For Monday, Oct. 23, WGN’s Dina Bair has new medical information, including:
Telehealth pancreatic cancer trial
A first-of-its-kind clinical trial will use telehealth to study pancreatic cancer.
The trial by the Ohio State University Comprehensive Cancer Center involves people with a genetic trait called fibroblast growth factor receptors (FGFRs).
FGFRs can mutate, causing cancers to proliferate and invade other body parts.
Ohio State researchers are creating drugs that target the gene mutation.
For this study, an oral pill will be shipped to patients’ homes and all follow-up will be done through telehealth.
Researchers say the remote follow-up allows the study to be open to more people nationwide.
Roseland Community Hospital launches mobile mammography service
On Monday, Roseland Community Hospital launched a mobile mammography service on the Far South Side.

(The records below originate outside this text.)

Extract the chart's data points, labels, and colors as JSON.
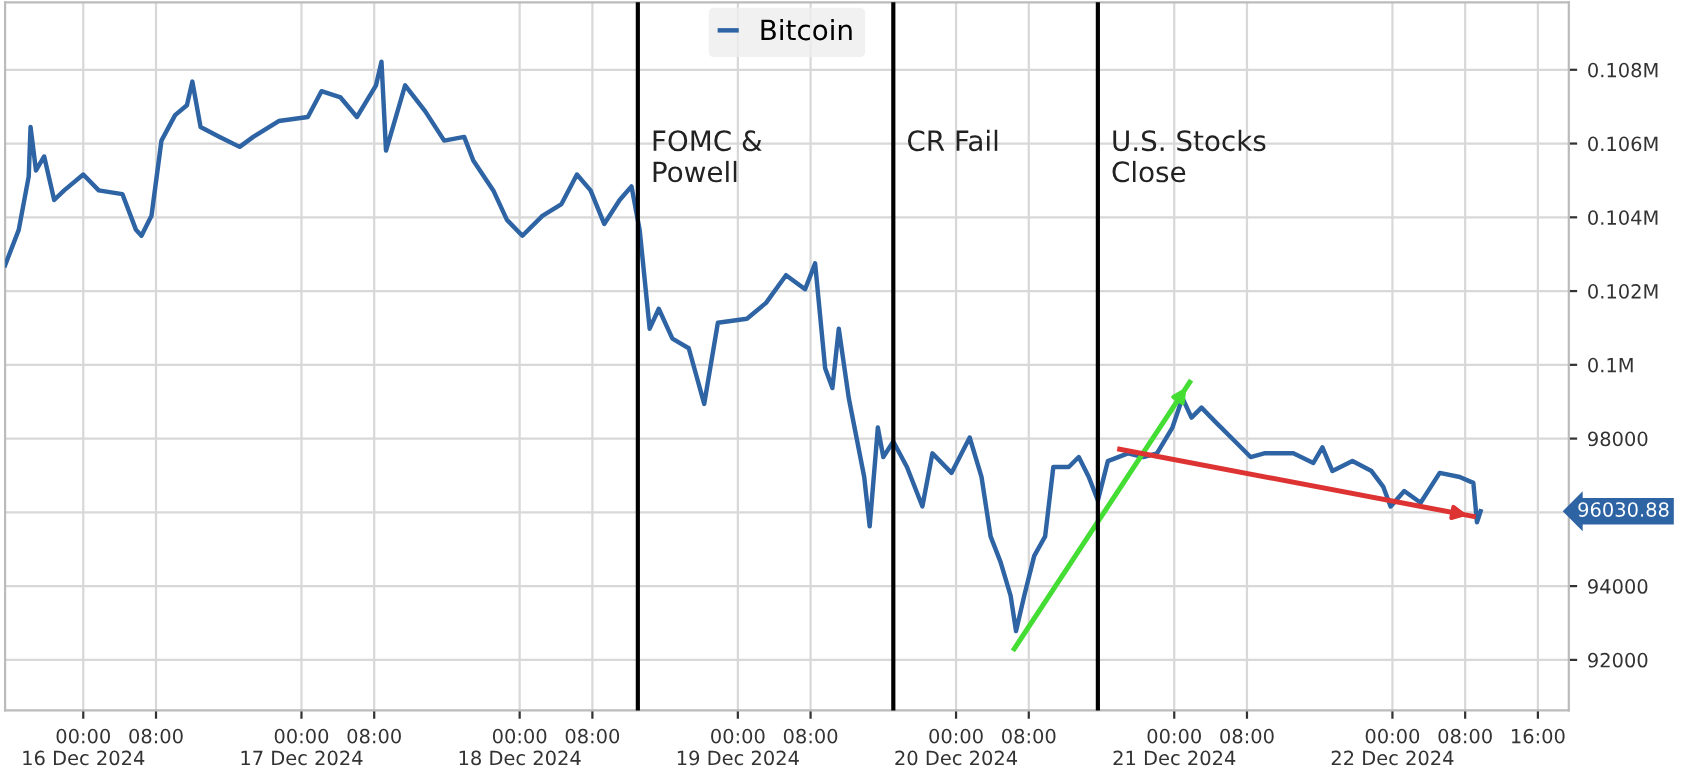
{
  "chart_data": {
    "type": "line",
    "x": [
      "2024-12-15T15:24",
      "2024-12-15T16:54",
      "2024-12-15T18:00",
      "2024-12-15T18:12",
      "2024-12-15T18:48",
      "2024-12-15T19:42",
      "2024-12-15T20:48",
      "2024-12-15T21:54",
      "2024-12-16T00:00",
      "2024-12-16T01:42",
      "2024-12-16T04:18",
      "2024-12-16T05:48",
      "2024-12-16T06:24",
      "2024-12-16T07:30",
      "2024-12-16T08:36",
      "2024-12-16T10:06",
      "2024-12-16T11:24",
      "2024-12-16T12:00",
      "2024-12-16T12:54",
      "2024-12-16T15:00",
      "2024-12-16T17:12",
      "2024-12-16T18:42",
      "2024-12-16T21:30",
      "2024-12-17T00:42",
      "2024-12-17T02:12",
      "2024-12-17T04:18",
      "2024-12-17T06:06",
      "2024-12-17T08:12",
      "2024-12-17T08:48",
      "2024-12-17T09:18",
      "2024-12-17T11:24",
      "2024-12-17T13:36",
      "2024-12-17T15:42",
      "2024-12-17T17:54",
      "2024-12-17T18:54",
      "2024-12-17T21:06",
      "2024-12-17T22:36",
      "2024-12-18T00:18",
      "2024-12-18T02:30",
      "2024-12-18T04:36",
      "2024-12-18T06:18",
      "2024-12-18T07:48",
      "2024-12-18T09:18",
      "2024-12-18T11:00",
      "2024-12-18T12:18",
      "2024-12-18T13:12",
      "2024-12-18T14:18",
      "2024-12-18T15:18",
      "2024-12-18T16:48",
      "2024-12-18T18:36",
      "2024-12-18T20:18",
      "2024-12-18T21:48",
      "2024-12-19T01:00",
      "2024-12-19T03:06",
      "2024-12-19T05:18",
      "2024-12-19T07:24",
      "2024-12-19T08:30",
      "2024-12-19T09:36",
      "2024-12-19T10:24",
      "2024-12-19T11:06",
      "2024-12-19T12:12",
      "2024-12-19T13:54",
      "2024-12-19T14:30",
      "2024-12-19T15:24",
      "2024-12-19T16:00",
      "2024-12-19T17:06",
      "2024-12-19T18:36",
      "2024-12-19T20:18",
      "2024-12-19T21:24",
      "2024-12-19T23:30",
      "2024-12-20T01:30",
      "2024-12-20T02:48",
      "2024-12-20T03:48",
      "2024-12-20T04:54",
      "2024-12-20T06:00",
      "2024-12-20T06:36",
      "2024-12-20T07:30",
      "2024-12-20T08:36",
      "2024-12-20T09:48",
      "2024-12-20T10:42",
      "2024-12-20T12:24",
      "2024-12-20T13:30",
      "2024-12-20T14:36",
      "2024-12-20T15:36",
      "2024-12-20T16:42",
      "2024-12-20T18:54",
      "2024-12-20T20:36",
      "2024-12-20T22:06",
      "2024-12-20T23:48",
      "2024-12-21T00:54",
      "2024-12-21T01:54",
      "2024-12-21T03:00",
      "2024-12-21T04:30",
      "2024-12-21T06:42",
      "2024-12-21T08:24",
      "2024-12-21T09:54",
      "2024-12-21T13:06",
      "2024-12-21T15:18",
      "2024-12-21T16:18",
      "2024-12-21T17:24",
      "2024-12-21T19:36",
      "2024-12-21T21:42",
      "2024-12-21T23:00",
      "2024-12-21T23:48",
      "2024-12-22T01:18",
      "2024-12-22T03:06",
      "2024-12-22T05:12",
      "2024-12-22T07:24",
      "2024-12-22T08:54",
      "2024-12-22T09:18",
      "2024-12-22T09:42"
    ],
    "series": [
      {
        "name": "Bitcoin",
        "color": "#2e64a4",
        "values": [
          102700,
          103660,
          105110,
          106450,
          105270,
          105650,
          104470,
          104730,
          105160,
          104730,
          104630,
          103660,
          103500,
          104040,
          106080,
          106770,
          107040,
          107680,
          106450,
          106180,
          105910,
          106180,
          106610,
          106720,
          107420,
          107250,
          106720,
          107580,
          108220,
          105810,
          107580,
          106880,
          106080,
          106180,
          105540,
          104730,
          103930,
          103500,
          104040,
          104360,
          105160,
          104730,
          103820,
          104470,
          104840,
          103660,
          100980,
          101520,
          100710,
          100450,
          98940,
          101140,
          101250,
          101680,
          102430,
          102050,
          102750,
          99910,
          99370,
          100980,
          99100,
          96960,
          95620,
          98300,
          97500,
          97920,
          97230,
          96160,
          97600,
          97070,
          98030,
          96960,
          95350,
          94650,
          93740,
          92780,
          93740,
          94820,
          95350,
          97230,
          97230,
          97500,
          96960,
          96320,
          97390,
          97600,
          97500,
          97600,
          98300,
          99100,
          98570,
          98840,
          98460,
          97920,
          97500,
          97600,
          97600,
          97340,
          97760,
          97120,
          97390,
          97120,
          96690,
          96160,
          96580,
          96260,
          97070,
          96960,
          96800,
          95730,
          96030
        ]
      },
      {
        "type": "line",
        "color": "#44dd33",
        "x": [
          "2024-12-20T06:24",
          "2024-12-21T01:42"
        ],
        "values": [
          92300,
          99530
        ]
      },
      {
        "type": "line",
        "color": "#dd3333",
        "x": [
          "2024-12-20T18:00",
          "2024-12-22T08:54"
        ],
        "values": [
          97710,
          95890
        ]
      }
    ],
    "xlim": [
      "2024-12-15T15:24",
      "2024-12-22T19:24"
    ],
    "xticks": [
      {
        "value": "2024-12-16T00:00",
        "label": "00:00\n16 Dec 2024"
      },
      {
        "value": "2024-12-16T08:00",
        "label": "08:00"
      },
      {
        "value": "2024-12-17T00:00",
        "label": "00:00\n17 Dec 2024"
      },
      {
        "value": "2024-12-17T08:00",
        "label": "08:00"
      },
      {
        "value": "2024-12-18T00:00",
        "label": "00:00\n18 Dec 2024"
      },
      {
        "value": "2024-12-18T08:00",
        "label": "08:00"
      },
      {
        "value": "2024-12-19T00:00",
        "label": "00:00\n19 Dec 2024"
      },
      {
        "value": "2024-12-19T08:00",
        "label": "08:00"
      },
      {
        "value": "2024-12-20T00:00",
        "label": "00:00\n20 Dec 2024"
      },
      {
        "value": "2024-12-20T08:00",
        "label": "08:00"
      },
      {
        "value": "2024-12-21T00:00",
        "label": "00:00\n21 Dec 2024"
      },
      {
        "value": "2024-12-21T08:00",
        "label": "08:00"
      },
      {
        "value": "2024-12-22T00:00",
        "label": "00:00\n22 Dec 2024"
      },
      {
        "value": "2024-12-22T08:00",
        "label": "08:00"
      },
      {
        "value": "2024-12-22T16:00",
        "label": "16:00"
      }
    ],
    "ylim": [
      90630,
      109830
    ],
    "yticks": [
      {
        "value": 92000,
        "label": "92000"
      },
      {
        "value": 94000,
        "label": "94000"
      },
      {
        "value": 96000,
        "label": null
      },
      {
        "value": 98000,
        "label": "98000"
      },
      {
        "value": 100000,
        "label": "0.1M"
      },
      {
        "value": 102000,
        "label": "0.102M"
      },
      {
        "value": 104000,
        "label": "0.104M"
      },
      {
        "value": 106000,
        "label": "0.106M"
      },
      {
        "value": 108000,
        "label": "0.108M"
      }
    ],
    "ref_lines": [
      {
        "axis": "x",
        "value": "2024-12-18T13:00",
        "label": "FOMC &\nPowell",
        "color": "#000000"
      },
      {
        "axis": "x",
        "value": "2024-12-19T17:06",
        "label": "CR Fail",
        "color": "#000000"
      },
      {
        "axis": "x",
        "value": "2024-12-20T15:36",
        "label": "U.S. Stocks\nClose",
        "color": "#000000"
      }
    ],
    "annotations": [
      "96030.88"
    ],
    "grid": true,
    "legend": "top",
    "marker": "none",
    "line_style": "solid"
  }
}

Hospital officials say it will provide the same features as mammography units inside hospitals, however, with the ability to travel to patients for convenience and accessibility.
Studies have shown communities like Roseland lack the resources for early detection of breast cancer — the leading cause of cancer death for Black women.
A $550,000 grant from the Washington Square Health Foundation and Michael Reese and Education Foundation helped start the program.
Report: Toddler milk has no nutritional benefits
The American Academy of Pediatrics reports toddler milk has no nutritional benefits.
The formulas target toddlers between the ages of six and 36 months.
Toddler milk is not the same as infant formula, which is designed for babies up to 12 months.
Brands argue the product helps bridge the gap for toddlers to get nutrients – especially picky eaters.
Childbirth costs are rising
The cost of giving birth in the US continues to climb.
According to the non-profit organization FAIR Health, delivering a baby with an in-network doctor averages $13,000.
For a c-section, that rises to more than $15,000 – up more than 20% since 2017.
Overall, a hospital stay’s cost is up more than 200% since 2000.
The American Hospital Association blames the rise, in part, on worker shortages and people putting off treatment during the pandemic.